我们都觉得:经理的主要职责是做决策,而且做决策这件事情是很重要的。决策越大就愈发棘手,就需要职位更高的决策者来决定。这种说法看上去真的是又明显又有道理,但事实并非真的如此

让我们来做一个叫做”不要做决策“的游戏吧。尤其是,当你被人要求”在A和B中选出一个”的时候,如果你是技术经理,对不起,那你的麻烦就来了。你手下管的人其实比你更明白各种事情的细节,如果他们都需要让你来做一个选择,那你算是彻底失败了。很明显,你的下属比你更有资格去做正确的决策。

(由同样的逻辑我们可以知道:作为技术经理,如果你手下管的人对技术细节的了解程度还不如你,那你又败了,不管是什么原因。这种局面只能说明:你不适合做技术经理的工作,相反你的下属反而比你更适合这个职位)

所以说,技术经理要“避免做决策”,至少那种又大又难的决策不要轻易做。那种规模较小,影响不大的小决策倒是可以做,并且可以让你看上去称职,所以技术经理要做的事情就是把又大又难的决策拆分成很多无关紧要的小事情,小事情是没有人会真拿它当回事儿的。

这还可以帮助我们认清“大决策”和“小决定”的区别,其主要区别就在于:你是否在事后有机会去纠正错误。

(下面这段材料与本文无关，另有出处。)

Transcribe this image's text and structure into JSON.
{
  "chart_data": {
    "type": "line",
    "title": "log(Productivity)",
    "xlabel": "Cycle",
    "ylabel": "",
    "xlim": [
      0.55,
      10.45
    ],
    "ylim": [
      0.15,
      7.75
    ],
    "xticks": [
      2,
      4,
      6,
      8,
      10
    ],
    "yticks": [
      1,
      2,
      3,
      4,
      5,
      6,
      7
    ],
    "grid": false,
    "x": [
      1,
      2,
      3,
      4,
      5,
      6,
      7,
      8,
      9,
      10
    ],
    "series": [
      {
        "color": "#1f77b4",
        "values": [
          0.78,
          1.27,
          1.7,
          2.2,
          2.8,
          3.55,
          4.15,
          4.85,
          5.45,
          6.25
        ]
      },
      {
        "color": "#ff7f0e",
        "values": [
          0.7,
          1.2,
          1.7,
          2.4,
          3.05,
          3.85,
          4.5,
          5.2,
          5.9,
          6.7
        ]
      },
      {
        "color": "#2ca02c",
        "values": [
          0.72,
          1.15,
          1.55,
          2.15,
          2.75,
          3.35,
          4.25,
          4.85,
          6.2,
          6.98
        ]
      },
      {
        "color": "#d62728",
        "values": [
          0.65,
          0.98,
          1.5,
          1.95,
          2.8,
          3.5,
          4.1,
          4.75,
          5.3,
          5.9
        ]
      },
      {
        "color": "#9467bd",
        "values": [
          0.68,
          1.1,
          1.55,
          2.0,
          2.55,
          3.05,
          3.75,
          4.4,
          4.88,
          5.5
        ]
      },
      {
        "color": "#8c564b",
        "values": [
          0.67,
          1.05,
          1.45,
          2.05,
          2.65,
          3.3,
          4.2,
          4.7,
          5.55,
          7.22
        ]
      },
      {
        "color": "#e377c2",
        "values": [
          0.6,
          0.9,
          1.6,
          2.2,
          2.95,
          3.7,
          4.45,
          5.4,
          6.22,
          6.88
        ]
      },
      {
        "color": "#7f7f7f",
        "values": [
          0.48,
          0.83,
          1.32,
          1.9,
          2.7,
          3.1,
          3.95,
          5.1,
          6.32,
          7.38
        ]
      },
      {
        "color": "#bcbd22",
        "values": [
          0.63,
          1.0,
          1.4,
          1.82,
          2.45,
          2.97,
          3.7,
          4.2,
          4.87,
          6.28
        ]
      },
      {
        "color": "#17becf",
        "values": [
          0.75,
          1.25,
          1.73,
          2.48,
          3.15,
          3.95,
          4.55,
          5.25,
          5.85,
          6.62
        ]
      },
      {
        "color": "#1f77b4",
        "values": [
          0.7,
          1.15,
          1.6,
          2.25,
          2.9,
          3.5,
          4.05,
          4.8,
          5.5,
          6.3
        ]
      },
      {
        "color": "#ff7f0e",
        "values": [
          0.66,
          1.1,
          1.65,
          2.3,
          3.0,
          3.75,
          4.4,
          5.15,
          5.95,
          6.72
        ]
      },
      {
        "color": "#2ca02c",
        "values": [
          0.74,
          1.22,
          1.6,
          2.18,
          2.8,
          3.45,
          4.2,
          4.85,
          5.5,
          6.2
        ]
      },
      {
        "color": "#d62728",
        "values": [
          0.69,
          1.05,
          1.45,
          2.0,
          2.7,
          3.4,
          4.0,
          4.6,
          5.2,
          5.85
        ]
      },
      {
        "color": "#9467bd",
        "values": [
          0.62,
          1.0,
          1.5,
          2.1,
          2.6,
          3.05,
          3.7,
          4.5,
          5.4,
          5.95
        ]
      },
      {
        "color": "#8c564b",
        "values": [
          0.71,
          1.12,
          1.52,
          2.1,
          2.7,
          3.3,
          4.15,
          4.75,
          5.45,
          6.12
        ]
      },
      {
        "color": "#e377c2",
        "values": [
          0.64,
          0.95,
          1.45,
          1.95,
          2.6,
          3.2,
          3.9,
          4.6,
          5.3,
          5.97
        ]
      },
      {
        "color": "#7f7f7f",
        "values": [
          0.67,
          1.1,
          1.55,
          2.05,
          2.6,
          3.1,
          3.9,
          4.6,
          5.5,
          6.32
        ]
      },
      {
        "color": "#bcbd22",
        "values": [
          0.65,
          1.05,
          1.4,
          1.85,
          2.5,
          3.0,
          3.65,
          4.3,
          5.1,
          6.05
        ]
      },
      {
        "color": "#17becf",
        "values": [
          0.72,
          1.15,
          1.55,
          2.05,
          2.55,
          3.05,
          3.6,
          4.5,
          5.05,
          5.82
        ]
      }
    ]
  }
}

如果你要把大事化小,那你一定要确保自己总是有机会去看看是不是做错了(或者会不会做错),如果错了,你可以浪子回头,避免损失。这样一来,突然你就可以做不同的决定了,正确的决定和错误的决定,就像灵活而善变的企业管理人员一样。

人们还真把这个当成是“领导才能”的象征(放屁)

其实避免做大决的要义在于“不要做你无法挽回的事情”。不要把自己逼到没有退路。要记住,狗急了能跳墙,兔子急了会咬人,技术经理被逼到走头无路的时候,只会挂掉。

”可挽回“的原则相当清晰明了,就算再荒唐再没大脑,也不会让技术经理去承担主要财务责任。因为花出去的钱就是泼出去的水,无法挽回,唯一能够挽回的是”技术性决策“,技术性决策的挽回是很简单的:把你手下的弟兄骂到半死,然后再跟所有人说抱歉,然后把去年搞砸的工作从头再来一遍。这样一来,你去年做的决策就不再是什么大决策了,因为这个决策失败的后果是可以挽回的。

不过有些人可能没法采纳上述的方法,理由有如下两点:

幸运的是,上面所说的两个理由可以想办法缓解,我们不如一开始就放开心态,大大方方地承认自己其实没有什么好办法,告诉大家现在所做的决定全都是非常初步的,很有可能出错。你要一直做好改变的准备,并且让大家也都知道你是这么想的。这样就会在你犯错的时候,让自己更加勇于面对和承认自己的愚蠢决定。

如果你心态开放,那你犯错的时候,人们也只是轻描淡写地说:“瞧,他又错了“。

这种主动放低姿态的方式还会让大家在工作的时候养成三思而后行的好习惯,不管这个工作是不是真的需要那么谨慎。毕竟,如果大家在不是”非常确认这是个好主意“的情况下,你就不应该承诺说一定让大家的代码纳入到最终产品中。这样你就确保了他们在木已成舟之前充分地进行思考。

记住:你的属下最好比你知道更多的技术细节,并且他们通常觉得自己是万能的。作为内核技术经理,你要做的就是不要去干涉这种自负的情绪,而是要对他们的能力和作为做更深刻的思考。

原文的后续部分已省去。